Alexander insists, tugs at her sleeve, and starts to drag her towards the temple. The Pythia, apparently overcome by his forcefulness, gives up and exclaims: “My son, you are invincible!”

  Immediately Alexander lets her go –after all, it ís a bad idea to pick a quarrel with Apollo– and proclaims this is the only prophecy he needs. Then, silencing the fact that there has not been an oracle at all, he spreads the word among the Greeks that the god Apollo himself recommends them to follow this unbeatable leader.

  It should be noted that Plutarch has been for many years a priest at Delphi. He translated for visitors the utterances of Apollo’s pythoness as she voiced the visions of her trance. That explains why he is the first author to give background details of this ‘prophecy’ about Alexander.

  The earlier writers had only registered its existence. Like Diodoros, who states that in Siwah (Egypt), when Alexander asked the oracle of Zeus-Ammon if he would rule the whole earth, the answer said that he would be invincible forever. Later, in India, Alexander remembered –so Diodoros writes– that “the Pythia had called him unconquerable, and Ammon had given him the rule of the whole world.”

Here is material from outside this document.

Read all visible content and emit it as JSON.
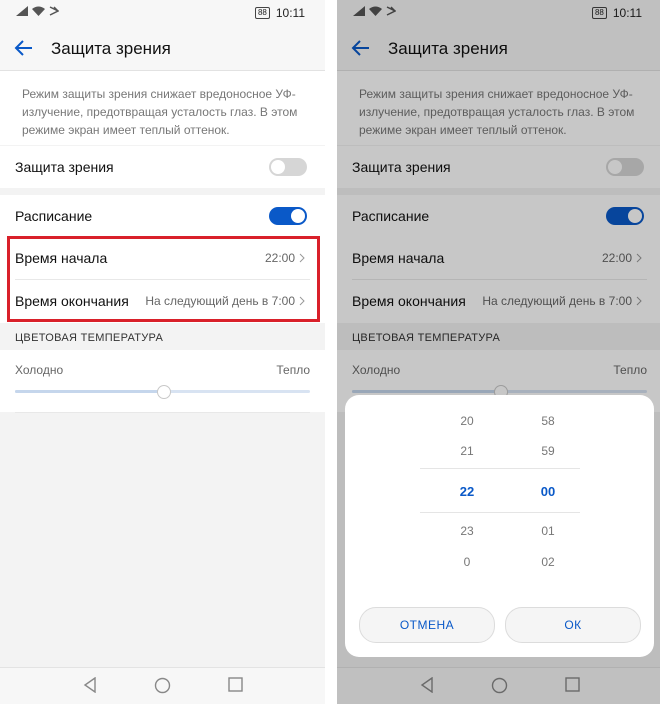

  In his explanation, Plutarch has the pythoness of Delphi address Alexander with the same salutation (My son) and the same description (unbeatable) that, four years later, the oracle of Zeus-Ammon will famously use to proclaim him the invincible son of the supreme god. So in reality, Plutarch claims for his own prophetess the honour of having anticipated the oracle of Siwah, a longtime rival of Delphi, by several years. But in doing so, he reveals that Alexander in fact manipulated the sacrosanct Pythia to his own means.